I chased down to my office, which consisted of one-half the second story of a two-story building. Across the hall from me was a ladies’ hairdresser. The arrangement was undignified but interesting; I never knew whom I would meet on my way to the men’s room, or what vision of factitious delight would grace my exit from same. The ground floor was a drugstore, with soda fountain, notions, newspapers, magazines, bottled liquor with hair-tonic labels, toys and games, and occasionally an all-night poker game in the back room, including me. It was run by a folksy, rubicund gentleman named Geronimo Goldman who described himself as the last Jewish Apache. He was around sixty, and specialized in forgetting to send out bills, weeping openly at hard-luck stories, and giving away free medicine. Also removing cinders and bandaging cuts. “I make it up on the newspapers,” he said. He had told me once that his real name was Bernard, that he was from Newark, New Jersey, and that he had moved west
just before the war for his health and because he was fascinated by Indians. “Is that why you have that lilt to your voice? Almost an accent. Is that New Jersey?”
“What, New Jersey,” he said. “That’s what’s left of a Yiddish childhood. Plus, plus,” the admonitory finger, the toothy smile, “plus my Apache heritage. But the Apaches have no word for herring. Salt fish, they say. You go in and ask for a salt fish, you’re liable to get anything.”
“Funny,” I said, “I don’t know that I ever talked to a Jewish fellow. I mean not as a Jewish fellow.”
“You don’t have to say ‘Jewish fellow,’” he explained gently. “Just ‘Jew.’ An all-right word. Being a Jew is honorable work.”
“Jew,” I said obediently. “Jew.” It sounded odd.
“Very good,” he said. The rumor was that he supported himself playing poker, and I am in a position to confirm that, but I have indicated my aversion to rumor. The building itself had been put up in the 1880s, and its various occupants worked with a constant sense of impending catastrophe, heightened by the groaning and crepitation of exhausted lumber.

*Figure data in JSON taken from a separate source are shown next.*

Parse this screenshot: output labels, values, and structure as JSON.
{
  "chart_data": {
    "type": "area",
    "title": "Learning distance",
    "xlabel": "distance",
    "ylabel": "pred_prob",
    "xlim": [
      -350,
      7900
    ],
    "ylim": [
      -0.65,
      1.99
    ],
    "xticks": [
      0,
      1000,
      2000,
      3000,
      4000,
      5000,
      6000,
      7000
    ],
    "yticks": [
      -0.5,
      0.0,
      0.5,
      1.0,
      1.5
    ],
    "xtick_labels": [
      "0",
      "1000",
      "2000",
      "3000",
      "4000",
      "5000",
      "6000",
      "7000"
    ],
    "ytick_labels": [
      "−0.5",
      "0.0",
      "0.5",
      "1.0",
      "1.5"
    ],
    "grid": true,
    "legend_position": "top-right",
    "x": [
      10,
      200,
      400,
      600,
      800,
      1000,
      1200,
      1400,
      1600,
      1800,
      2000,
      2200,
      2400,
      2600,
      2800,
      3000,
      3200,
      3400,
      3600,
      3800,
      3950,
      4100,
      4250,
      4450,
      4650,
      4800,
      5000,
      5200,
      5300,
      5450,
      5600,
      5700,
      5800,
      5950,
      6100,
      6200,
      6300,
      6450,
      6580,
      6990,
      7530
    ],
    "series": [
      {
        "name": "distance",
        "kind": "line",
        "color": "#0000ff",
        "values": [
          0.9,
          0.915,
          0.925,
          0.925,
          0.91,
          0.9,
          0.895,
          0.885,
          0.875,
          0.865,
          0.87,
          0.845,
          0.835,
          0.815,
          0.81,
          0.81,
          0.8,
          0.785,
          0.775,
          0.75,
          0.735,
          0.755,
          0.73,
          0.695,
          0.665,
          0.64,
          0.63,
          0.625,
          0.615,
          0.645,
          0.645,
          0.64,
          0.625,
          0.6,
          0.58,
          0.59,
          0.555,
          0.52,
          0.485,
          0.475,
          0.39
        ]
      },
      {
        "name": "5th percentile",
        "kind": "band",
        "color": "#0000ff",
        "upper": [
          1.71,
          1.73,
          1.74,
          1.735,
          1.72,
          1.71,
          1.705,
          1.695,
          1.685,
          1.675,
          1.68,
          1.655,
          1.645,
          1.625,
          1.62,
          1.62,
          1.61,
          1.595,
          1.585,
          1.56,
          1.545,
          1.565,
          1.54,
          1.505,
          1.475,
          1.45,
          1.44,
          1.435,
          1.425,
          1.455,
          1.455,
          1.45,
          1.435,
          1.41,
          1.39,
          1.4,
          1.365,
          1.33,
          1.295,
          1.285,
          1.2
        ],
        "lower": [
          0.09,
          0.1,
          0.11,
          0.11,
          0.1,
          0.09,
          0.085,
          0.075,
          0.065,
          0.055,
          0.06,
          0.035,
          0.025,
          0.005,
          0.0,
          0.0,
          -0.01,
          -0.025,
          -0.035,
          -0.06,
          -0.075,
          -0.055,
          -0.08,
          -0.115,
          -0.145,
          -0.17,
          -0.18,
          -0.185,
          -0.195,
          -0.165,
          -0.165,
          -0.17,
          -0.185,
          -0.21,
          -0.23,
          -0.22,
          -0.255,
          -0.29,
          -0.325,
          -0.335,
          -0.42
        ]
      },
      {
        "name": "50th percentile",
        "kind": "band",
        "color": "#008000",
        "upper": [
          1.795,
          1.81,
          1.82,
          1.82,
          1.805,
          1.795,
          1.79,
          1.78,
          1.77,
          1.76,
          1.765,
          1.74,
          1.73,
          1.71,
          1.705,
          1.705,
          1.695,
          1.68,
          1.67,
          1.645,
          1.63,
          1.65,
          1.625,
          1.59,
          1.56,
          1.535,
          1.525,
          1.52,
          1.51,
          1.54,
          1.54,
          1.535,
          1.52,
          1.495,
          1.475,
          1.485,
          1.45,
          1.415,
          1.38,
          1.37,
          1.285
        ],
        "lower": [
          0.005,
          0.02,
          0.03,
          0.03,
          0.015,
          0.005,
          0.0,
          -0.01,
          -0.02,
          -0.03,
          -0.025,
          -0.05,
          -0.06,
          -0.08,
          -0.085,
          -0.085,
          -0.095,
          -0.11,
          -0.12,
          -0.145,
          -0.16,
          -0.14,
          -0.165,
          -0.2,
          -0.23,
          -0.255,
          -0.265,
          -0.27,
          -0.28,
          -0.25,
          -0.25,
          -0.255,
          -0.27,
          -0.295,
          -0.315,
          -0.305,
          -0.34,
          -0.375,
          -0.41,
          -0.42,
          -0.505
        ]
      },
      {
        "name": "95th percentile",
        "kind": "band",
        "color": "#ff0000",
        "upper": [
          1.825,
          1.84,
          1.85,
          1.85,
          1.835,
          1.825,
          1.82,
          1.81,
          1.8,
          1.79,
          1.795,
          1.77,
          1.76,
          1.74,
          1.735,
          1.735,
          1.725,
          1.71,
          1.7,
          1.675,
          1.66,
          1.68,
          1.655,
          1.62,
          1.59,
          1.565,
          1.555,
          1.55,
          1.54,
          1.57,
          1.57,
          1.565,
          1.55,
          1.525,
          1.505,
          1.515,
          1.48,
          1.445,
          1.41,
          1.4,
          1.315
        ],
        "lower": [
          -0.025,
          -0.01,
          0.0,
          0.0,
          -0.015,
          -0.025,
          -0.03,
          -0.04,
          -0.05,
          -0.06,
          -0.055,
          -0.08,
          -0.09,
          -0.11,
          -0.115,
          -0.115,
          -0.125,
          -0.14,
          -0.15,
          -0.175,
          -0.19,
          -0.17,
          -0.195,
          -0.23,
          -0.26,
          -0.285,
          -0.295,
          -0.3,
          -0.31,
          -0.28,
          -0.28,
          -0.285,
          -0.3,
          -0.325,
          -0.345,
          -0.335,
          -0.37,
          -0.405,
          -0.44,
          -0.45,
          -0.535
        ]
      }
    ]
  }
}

I had two rooms. One was an anteroom where my part-time clerk could read the Police Gazette, and where people could sit when I wanted to impress them by making them wait. The clerk, a bright young ex-Zuñi of twenty-two, had little to do, but he had been graduated from a state law school and a clerkship was traditionally the next step. His name was John Digby, which was his idea of the emancipated form of Jumping Deer, the name given him at birth. He was all right: smart, cheerful, ambitious, you might even say one hundred per cent American. I considered him with an odd mixture of respect, melancholy, and expectation. The respect because he did his work well; the melancholy because he had chopped away his own roots—he had chosen a kind of anonymity; and the expectation because I never fully believed that he wanted to be like the go-getters around him, and I kept hoping that he would show up in war paint, naked and greased, with a bleeding goat’s-scrotum, full, hanging around his neck. He wore blue suits, black shoes, white shirts, and red neckties. In the year following these events the government of the United States condescended to grant him and his brothers American citizenship.